I see Cody the dog pretty often since he is my friend’s dog and lives across the street from me. Every time I am invited into their home Cody usually attacks my daughter and I out of excitement of seeing us, and I usually pat him on the head and tell him to calm down. To which my friend or her husband, with our interest in mind, will tell Cody to go to his Kennel, and if that didn’t calm him down then he’d be put outside. Yesterday was the first time that I came over her house just to hang out with Cody. No babies, since my friend’s son was at daycare, while I left my daughter with her grandmother.
Upon entering his home, he did what he normally does, he greeted me with nuzzles and licks, to which I greeted him back with hugs and air kisses. I then looked into his eyes and spoke to him telling him what beautiful eyes he had. I never noticed that one of his eyes pigmentation was only partially brown and the other half white. My friend told me that it was probably scratched in the womb. While she spoke about Cody, I just pictured how life would be in the womb of a dog. How it must have felt for his mother. What happened to her after her babies were born, and if she kept any of them? I then told my friend that I thought that animals had souls. How could animals not have souls, they feel joy, they know pain, and they love. She agreed with me and told me her thoughts on the subject. I then asked what he likes, to which she responded that he loves to be brushed. I soon had a brush in my hand and a biscuit in the other. Cody was very calm and seemed extremely happy.
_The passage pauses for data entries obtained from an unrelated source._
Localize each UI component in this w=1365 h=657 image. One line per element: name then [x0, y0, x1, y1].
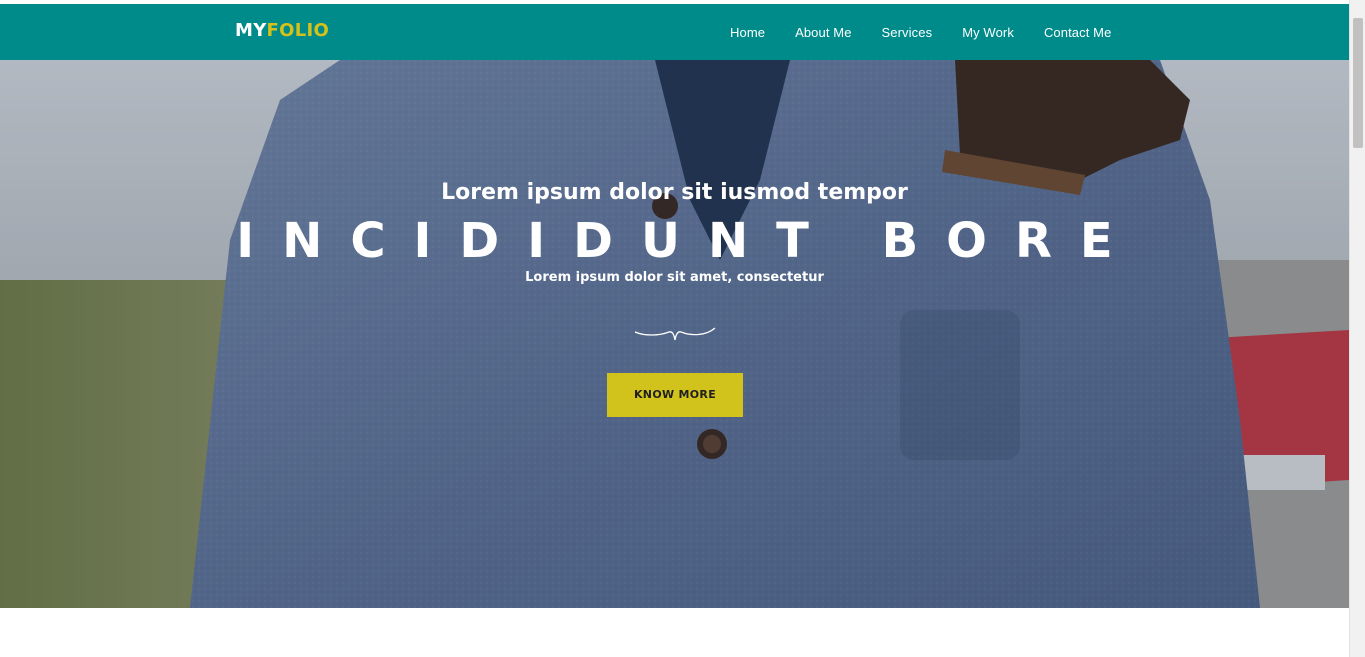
know-more-button[interactable]: KNOW MORE: [607, 373, 743, 417]
brand-part-2: FOLIO: [266, 20, 330, 41]
nav-about-me[interactable]: About Me: [795, 25, 851, 40]
main-nav: Home About Me Services My Work Contact M…: [730, 25, 1111, 40]
hero-title: INCIDIDUNT BORE: [236, 213, 1141, 269]
nav-home[interactable]: Home: [730, 25, 765, 40]
brand-part-1: MY: [235, 20, 267, 41]
navbar: MYFOLIO Home About Me Services My Work C…: [0, 4, 1349, 60]
page-scrollbar[interactable]: [1349, 0, 1365, 657]
hero-subtitle: Lorem ipsum dolor sit iusmod tempor: [441, 180, 908, 205]
hero-section: Lorem ipsum dolor sit iusmod tempor INCI…: [0, 60, 1349, 608]
nav-my-work[interactable]: My Work: [962, 25, 1014, 40]
nav-contact-me[interactable]: Contact Me: [1044, 25, 1111, 40]
nav-services[interactable]: Services: [882, 25, 933, 40]
scrollbar-thumb[interactable]: [1353, 18, 1363, 148]
brand-logo[interactable]: MYFOLIO: [235, 20, 329, 41]
ornament-divider-icon: [634, 327, 716, 341]
hero-tagline: Lorem ipsum dolor sit amet, consectetur: [525, 270, 824, 285]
Spending time with him began to remind me of my family dog Tami, who died a few years ago due to old age and kidney failure. She too loved this sort of attention. But then again who doesn’t? For instance, my daughter loves to be brushed and given treats too.
Tami though never seemed like a dog to me. I considered her my sister and my parents considered her their daughter. When she died we all became depressed to some extent. My father though, suffered the most. He broke down in tears to about everyone within an arms distance from him. He knocked on neighbors doors telling them of his loss. Many have said to him “why don’t you get another dog?” Yet he refuses, saying that he doesn’t want another. That’s how I would feel if my daughter died. I too would feel broken, at my wits end. She too would be irreplaceable.
Tami was my father’s closest friend and daughter. They spent every day in each other’s company. While my mother went to work, my father and Tami watched TV together, ate together, and sat outside in the sun together. When my mother returned home in the evening they went on a walk together. Even when she first began to loose her strength, they would pick her up when she became tired and hold her for parts of the walk that she couldn’t handle.
But back to Cody, the entire time I had been there he had received all our attention and thoughts. Every time our mouths opened Cody was the topic of discussion. From the story of his life, to the treatments of animals, and to what tricks and words he understands. Cody and I bonded that morning.
The funny thing is when I got home; my daughter seemed to have known where I was. She doesn’t speak but she can cry as she motioned towards the front door, reaching out. How could I say no to her? I returned to my friend’s house with Kimya so that she too could hang out with Cody.